I actually wanted my post on why New Hampshire is not like New Mexico to be focused on the following set of reasons, but I didn’t have time to write about it then, so I just posted pictures.
I can wait no longer– everyday I am shocked just a little bit more. Don’t get me wrong, I dislike the politics associated with “being green,” but Roswell is just a little hostile about it and needs to grow up.
Why Roswell is not like Hanover:
The day I got my haircut, I realized just how non-walking friendly the layout of this city is. There is NOTHING within a mile’s radius of my house that I can or would want to walk to, except the tennis courts (which are 1 mile away. The end of the radius!) The reason I realized this was because I decided to walk to the hair salon because it didn’t seem THAT far away and the weather in Roswell is actually conducive to walking outdoors (HELLO ROSWELLITES: People in Hanover walk places even when it’s LITERALLY FREEZING). Well, I panicked when I was only halfway to the salon 15 minutes after leaving my house because I didn’t want to be late for the appointment I’d already rescheduled, so I had to run down the street in jeans and boots with my purse swinging everywhere, crossing a scary intersection, and arriving sweaty and out of breath to my appointment.
Unlike Hanover, I cannot walk to the gym, the library, the restuarants (with the exception of a Subway), the coffe shops (ahem, singluar “shop” aka starbucks), a grocery store, nothin. Okay, maybe that’s just a product of where I live.

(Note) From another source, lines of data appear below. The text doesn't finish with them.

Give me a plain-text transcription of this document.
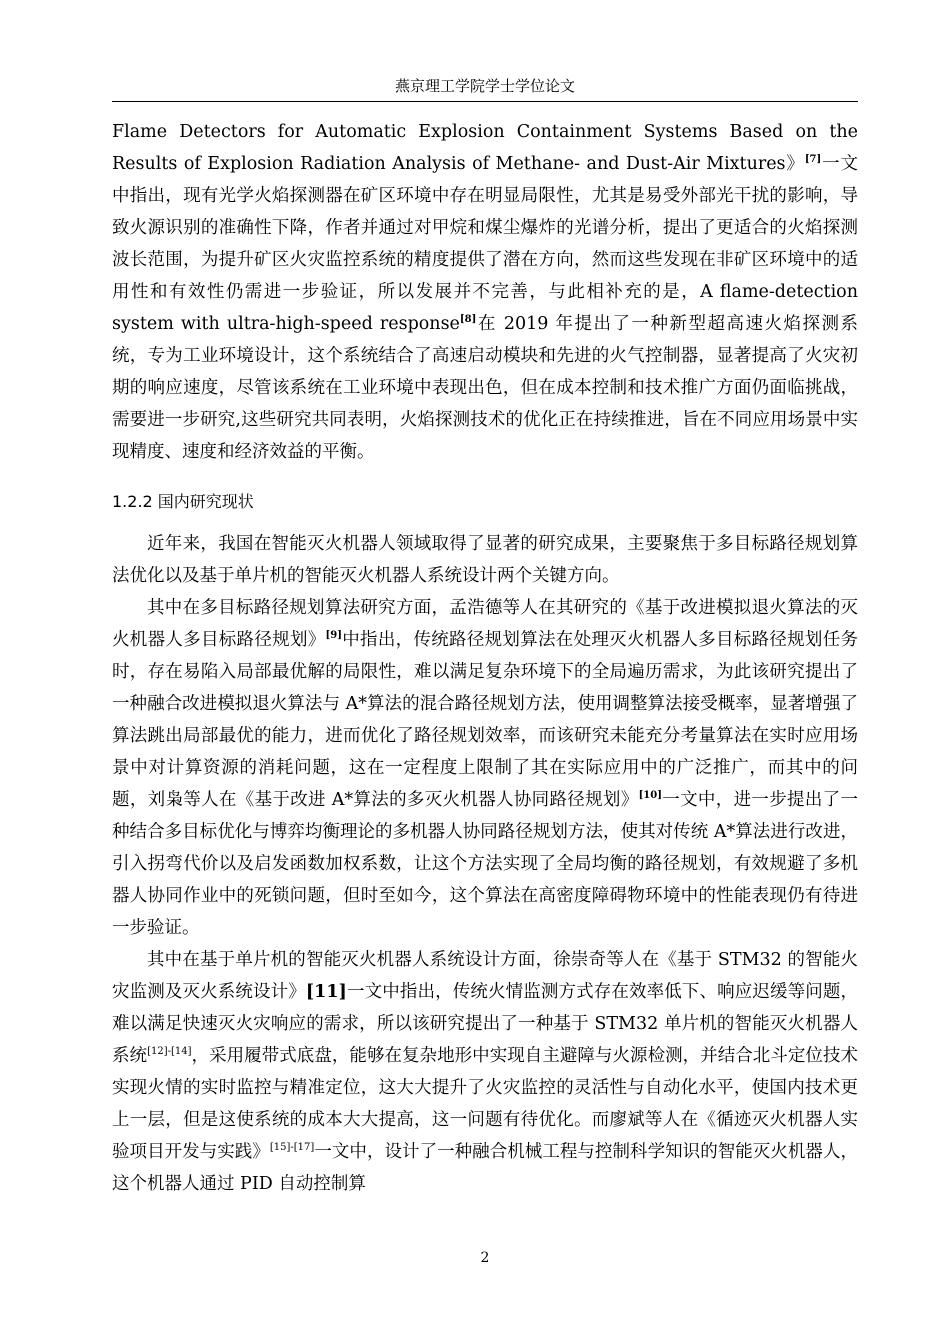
燕京理工学院学士学位论文

Flame Detectors for Automatic Explosion Containment Systems Based on the Results of Explosion Radiation Analysis of Methane- and Dust-Air Mixtures》[7]一文中指出，现有光学火焰探测器在矿区环境中存在明显局限性，尤其是易受外部光干扰的影响，导致火源识别的准确性下降，作者并通过对甲烷和煤尘爆炸的光谱分析，提出了更适合的火焰探测波长范围，为提升矿区火灾监控系统的精度提供了潜在方向，然而这些发现在非矿区环境中的适用性和有效性仍需进一步验证，所以发展并不完善，与此相补充的是，A flame-detection system with ultra-high-speed response[8]在 2019 年提出了一种新型超高速火焰探测系统，专为工业环境设计，这个系统结合了高速启动模块和先进的火气控制器，显著提高了火灾初期的响应速度，尽管该系统在工业环境中表现出色，但在成本控制和技术推广方面仍面临挑战，需要进一步研究,这些研究共同表明，火焰探测技术的优化正在持续推进，旨在不同应用场景中实现精度、速度和经济效益的平衡。

1.2.2 国内研究现状

近年来，我国在智能灭火机器人领域取得了显著的研究成果，主要聚焦于多目标路径规划算法优化以及基于单片机的智能灭火机器人系统设计两个关键方向。

其中在多目标路径规划算法研究方面，孟浩德等人在其研究的《基于改进模拟退火算法的灭火机器人多目标路径规划》[9]中指出，传统路径规划算法在处理灭火机器人多目标路径规划任务时，存在易陷入局部最优解的局限性，难以满足复杂环境下的全局遍历需求，为此该研究提出了一种融合改进模拟退火算法与 A*算法的混合路径规划方法，使用调整算法接受概率，显著增强了算法跳出局部最优的能力，进而优化了路径规划效率，而该研究未能充分考量算法在实时应用场景中对计算资源的消耗问题，这在一定程度上限制了其在实际应用中的广泛推广，而其中的问题，刘枭等人在《基于改进 A*算法的多灭火机器人协同路径规划》[10]一文中，进一步提出了一种结合多目标优化与博弈均衡理论的多机器人协同路径规划方法，使其对传统 A*算法进行改进，引入拐弯代价以及启发函数加权系数，让这个方法实现了全局均衡的路径规划，有效规避了多机器人协同作业中的死锁问题，但时至如今，这个算法在高密度障碍物环境中的性能表现仍有待进一步验证。

其中在基于单片机的智能灭火机器人系统设计方面，徐崇奇等人在《基于 STM32 的智能火灾监测及灭火系统设计》[11]一文中指出，传统火情监测方式存在效率低下、响应迟缓等问题，难以满足快速灭火灾响应的需求，所以该研究提出了一种基于 STM32 单片机的智能灭火机器人系统[12]-[14]，采用履带式底盘，能够在复杂地形中实现自主避障与火源检测，并结合北斗定位技术实现火情的实时监控与精准定位，这大大提升了火灾监控的灵活性与自动化水平，使国内技术更上一层，但是这使系统的成本大大提高，这一问题有待优化。而廖斌等人在《循迹灭火机器人实验项目开发与实践》[15]-[17]一文中，设计了一种融合机械工程与控制科学知识的智能灭火机器人，这个机器人通过 PID 自动控制算

2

How about biking? No. If people attempt to bike on the road (the first 18 years of my life, I thought bikers were SUPPOSED to bike on pedestrain walkways), the odds are good that they’ll be run over.

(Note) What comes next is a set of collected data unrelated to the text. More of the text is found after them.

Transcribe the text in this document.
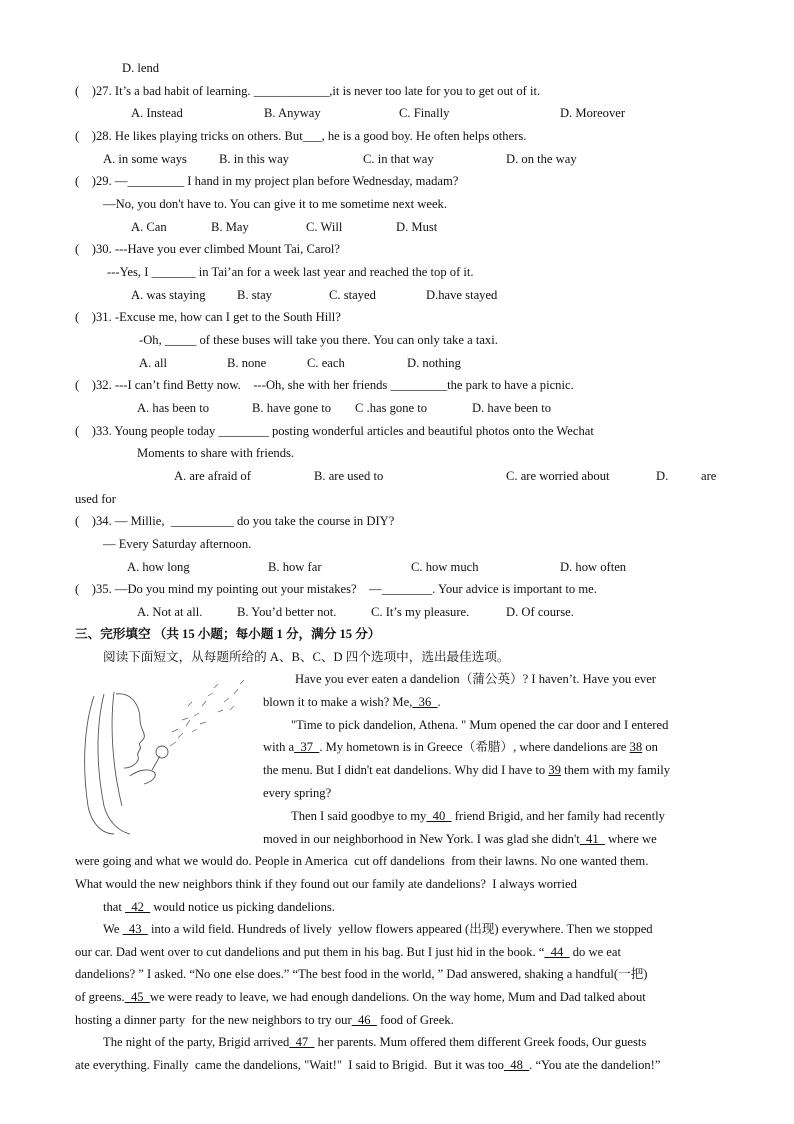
D. lend
(    )27. It’s a bad habit of learning. ____________,it is never too late for you to get out of it.
A. Instead	B. Anyway	C. Finally	D. Moreover
(    )28. He likes playing tricks on others. But___, he is a good boy. He often helps others.
A. in some ways	B. in this way	C. in that way	D. on the way
(    )29. —_________ I hand in my project plan before Wednesday, madam?
—No, you don't have to. You can give it to me sometime next week.
A. Can	B. May	C. Will	D. Must
(    )30. ---Have you ever climbed Mount Tai, Carol?
---Yes, I _______ in Tai’an for a week last year and reached the top of it.
A. was staying B. stay	C. stayed	D.have stayed
(    )31. -Excuse me, how can I get to the South Hill?
-Oh, _____ of these buses will take you there. You can only take a taxi.
A. all	B. none	C. each	D. nothing
(    )32. ---I can’t find Betty now.    ---Oh, she with her friends _________the park to have a picnic.
A. has been to	B. have gone to C .has gone to	D. have been to
(    )33. Young people today ________ posting wonderful articles and beautiful photos onto the Wechat
Moments to share with friends.
A. are afraid of	B. are used to	C. are worried about	D.	are
used for
(    )34. — Millie,  __________ do you take the course in DIY?
— Every Saturday afternoon.
A. how long	B. how far	C. how much	D. how often
(    )35. —Do you mind my pointing out your mistakes?    —________. Your advice is important to me.
A. Not at all.	B. You’d better not.	C. It’s my pleasure.	D. Of course.
三、完形填空 （共 15 小题；每小题 1 分，满分 15 分）
阅读下面短文，从每题所给的 A、B、C、D 四个选项中，选出最佳选项。
Have you ever eaten a dandelion（蒲公英）? I haven’t. Have you ever
blown it to make a wish? Me,  36  .
"Time to pick dandelion, Athena. " Mum opened the car door and I entered
with a  37  . My hometown is in Greece（希腊）, where dandelions are 38 on
the menu. But I didn't eat dandelions. Why did I have to 39 them with my family
every spring?
Then I said goodbye to my  40   friend Brigid, and her family had recently
moved in our neighborhood in New York. I was glad she didn't  41   where we
were going and what we would do. People in America  cut off dandelions  from their lawns. No one wanted them.
What would the new neighbors think if they found out our family ate dandelions?  I always worried
that   42   would notice us picking dandelions.
We   43   into a wild field. Hundreds of lively  yellow flowers appeared (出现) everywhere. Then we stopped
our car. Dad went over to cut dandelions and put them in his bag. But I just hid in the book. “  44   do we eat
dandelions? ” I asked. “No one else does.” “The best food in the world, ” Dad answered, shaking a handful(一把)
of greens.  45  we were ready to leave, we had enough dandelions. On the way home, Mum and Dad talked about
hosting a dinner party  for the new neighbors to try our  46   food of Greek.
The night of the party, Brigid arrived  47   her parents. Mum offered them different Greek foods, Our guests
ate everything. Finally  came the dandelions, "Wait!"  I said to Brigid.  But it was too  48  . “You ate the dandelion!”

Public transportation? I thought the bus system went bankrupt, but there may be one that still runs per day. And by one, I mean a literal one bus. That’s it for public transportation.
Think that’s bad? One time, given our different post-church schedules, each member of my family took a different vehicle to church. This is not uncommon for the citizens of Roswell (both multiple vehicular transport to the same location, and also going to church).
When I was in Ruidoso, this girl said she was going to drive to sonic to get a drink if anyone wanted to come. (I didn’t) But when I exited the salon, I saw that sonic was next door. Not a couple buildings down, not even across the street. NEXT DOOR.
My next beef is with recycling. There’s not much to say other than Roswell only recycles newspaper and plastic, and you have to drive to the edge of town to drop it off yourself. The idea of someone coming to COLLECT recyclables is just unthinkable. The fact that we don’t recyle glass, to me, is unthinkable.
I remember the first time I habitually flattened the cardboard box that my waffles came in and crushed my empty chocolate milk carton at home, and then I realized…huh. I have no where to put this except the garbage. I had a small anxiety attack over it.
3. BYOB-Bring Your Own Bag
Then there’s the grocery shopping experience. I brought my own bag to Lawrence Brothers grocery store and the checker gave me grief! It was like, “Oh, so you’re one of THOSE people.” It was like I had to apologize for the inconvenience of making him use my one bag instead of 8 plastic ones. I said I was just doing my part to try to conserve the planet. He said, “Well, I’m gonna die eventually and then it’s not my problem!” Great attitude, sir. “What about your kids?” I don’t remember what he said, but it was more or less, “Oh, well. Screw ’em.”
A lot of times I forget to bring in my own bag, not that it’s well-received anyway, but since I’m only getting one or two things, I try to tell the cashier I don’t need a bag. Well HEAVEN FORBID one time I was late in saying, “I don’t need a bag” after she’d already bagged it, and I thought I was going to be forcefully removed from the store. The checker glared at me as though I’d just asked her to spit shine my shoe. She angrily de-bagged my item(s), and when I apologized AGAIN, she literally huffed. Like a dragon.
Another time I did the whole “I don’t need a bag” thing WAYYYY before the bagging process, so the cashier didn’t bag my items. But the bagger did. And then another bagger walked by and saw my two items just sitting there and bagged them. Then another. THREE PEOPLE TRIED TO BAG MY STUFF. Each time, the cashier was like, no don’t bag it. She doesn’t want it bagged, and each of the three people looked at me like I had two heads growing out of my neck, one of which was disfigured.
So I was at Hastings the other night renting a movie, just one movie, and the girl put it in a bag before I could tell her I didn’t need one. I could tell that she might throw the DVD at my face if I told her I didn’t need the bag, so I just took it. And it was possibly the heaviest bag I’ve ever carried.